Variables related to fruits and seeds can vary between plants of the same species, reproductive years, or even within the same plant (Lovatel et al. 2021). Seed size is one factor influencing seedling emergence through the quantity of reserves present in the seed (Pádua et al. 2010). Furthermore, fruit biometric variables also help in the plant breeding of several species, quantifying phenotypic divergence through quantitative and qualitative descriptors (Abud et al. 2018), and it is also possible to extract genotypic values from these attributes. Therefore, the genetic variability within and between tree populations can be characterized by fruit and seed biometry, and can also be related to environmental factors, helping conservation and genetic improvement programs of species (Silveira et al. 2019).
Genotypic variances (σ²g) smaller than the residual variances (σ²e), in all variables, result in low or intermediate levels of heritability. In other words, the effect of the environment (residual variance) was predominant in the genotypic effect of the progenies. Heritability is the parameter that determines phenotypic traits that well represent the genetic gain of progenies.

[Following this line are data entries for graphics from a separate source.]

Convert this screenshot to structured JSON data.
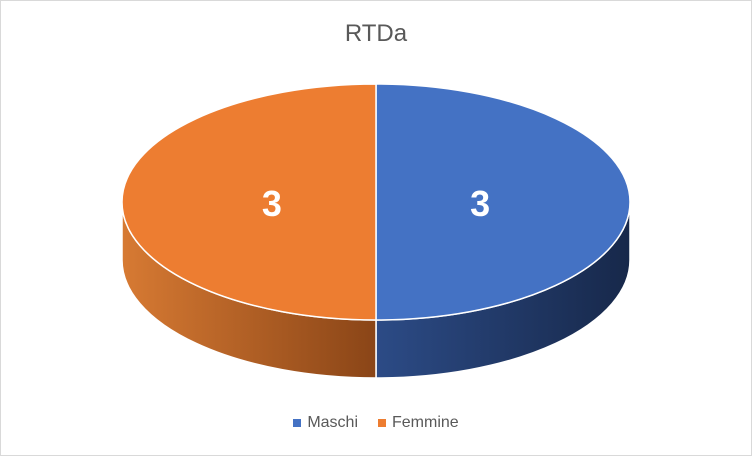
{
  "chart_data": {
    "type": "pie",
    "title": "RTDa",
    "categories": [
      "Maschi",
      "Femmine"
    ],
    "values": [
      3,
      3
    ],
    "colors": [
      "#4472C4",
      "#ED7D31"
    ],
    "legend_position": "bottom",
    "three_d": true
  }
}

The amount of phenotypic plasticity is a consequence of the genotype, and it is a reliable guide to use in genetic selection (Moraes et al. 2015; Silva et al. 2018).
The coefficients of determination of the matrix effects (c²parc) were low because there is a significant interaction between the sites in which each one is inserted (area, soil, pollen source, etc.), resulting in the high genetic variability of the progenies (Santos 2021). This result is expected because, in allogamous species, it is common for genetic diversity to be greater within than between populations, or in this case, seed trees (Golunski et al. 2015; Siqueira et al. 2021).
Seed biometry is an efficient criterion to verify genetic divergence among individuals (Lovatel et al. 2021). It should also be noted that the heritability coefficient, in the strict sense, reflects how much of the phenotypic variation, observed in a quantitative character, is heritable due to the additive gene effects transferred from parental individuals to their descendants (Costa et al. 2010). Due to lack of information on family structure, in this work, the heritability coefficient in the strict sense could not be calculated.
The collection of reproductive material from seed trees with better emergence rates and fruits with attractive characteristics, helps in the genetic improvement of forest restoration projects. The genetic quality of the sources of material is essential for the establishment, rapid growth, and sustainability of tree populations (Jansson et al. 2016; Mazhula et al. 2021). Kavaliauskas et al. (2021) recommends that seed collection evaluation should depend on attributes such as the number of viable and reproductive individuals, CBH, and height. They also highlight the importance of selecting material sources based on phenotypic characteristics and genetic diversity criteria.
Also, Kijowska-Oberc et al. (2020) brings up the issue of proper conservation of seed stocks in gene banks since phenotypic plasticity plays an essential role in plant adaptation to environmental changes. Reserves with greater genetic diversity, with populations grown in different locations, have a better chance of surviving under new climatic conditions. Given the importance of genotype selection and the rapid development of phenotyping technology, it is becoming increasingly important to know how additional phenotypic traits can improve the prediction accuracy for a target trait (Arouisse et al. 2021).
However, since forest restoration projects rarely consider the genetic diversity associated with seed quality for their development, there is a lack of market demand for native species that meet these needs. Thus, expanding knowledge about the diversity of high-quality native seed species is critical (Atkinson et al. 2021).
The G. americana population of the Saltinho Biological Reserve is a good source of reproductive material for the species since seed trees 1, 4, and 6, respectively, were genetically satisfactory to be designated for this purpose. However, it should be noted that it is not recommended to select only three seed trees for a restoration or conservation project with allogamous and dioecious species. Considering the assumptions of Nunes (2021), based on a mean of 441 seeds and a variance of 1,458, this work has an effective population size of 12 and a potential inbreeding for the restoration project of 4.16%. For this to occur, it is necessary, for the restoration project, for seedlings to be formed from all these seeds, implanted, and conducted, without any mortality.
Melo et al. (2021) found a low effective population size for G. americana of 2.69 and 3.27 in a natural population (NP) of Sergipe and progeny test (PT), respectively, due to the high outcrossing rate between related trees. The number of alleles for both populations ranged from 8 to 23, with 96 alleles and a mean of 13.7. Of these, 19 alleles were deprived of the NP population and 15 from the PT population. Therefore, the number of seed trees needed for the collection was 56 in NP and 46 in PT. From this, the authors recommend that the same number of male and female trees should be maintained in each progeny to maximize the effective population size of the parental population of G. americana for offspring production.
Manoel et al. (2015b) obtained a mean effective population size of 2.5 and a mean number of alleles of 23.5 in a population of G. americana in São Paulo. In this work, it was recommended to collect seeds from at least 60 seed trees. Ancestry must be reduced and effective sample variance increased for ex situ conservation and forest restoration. Collecting seeds from multiple trees helps achieve these parameters.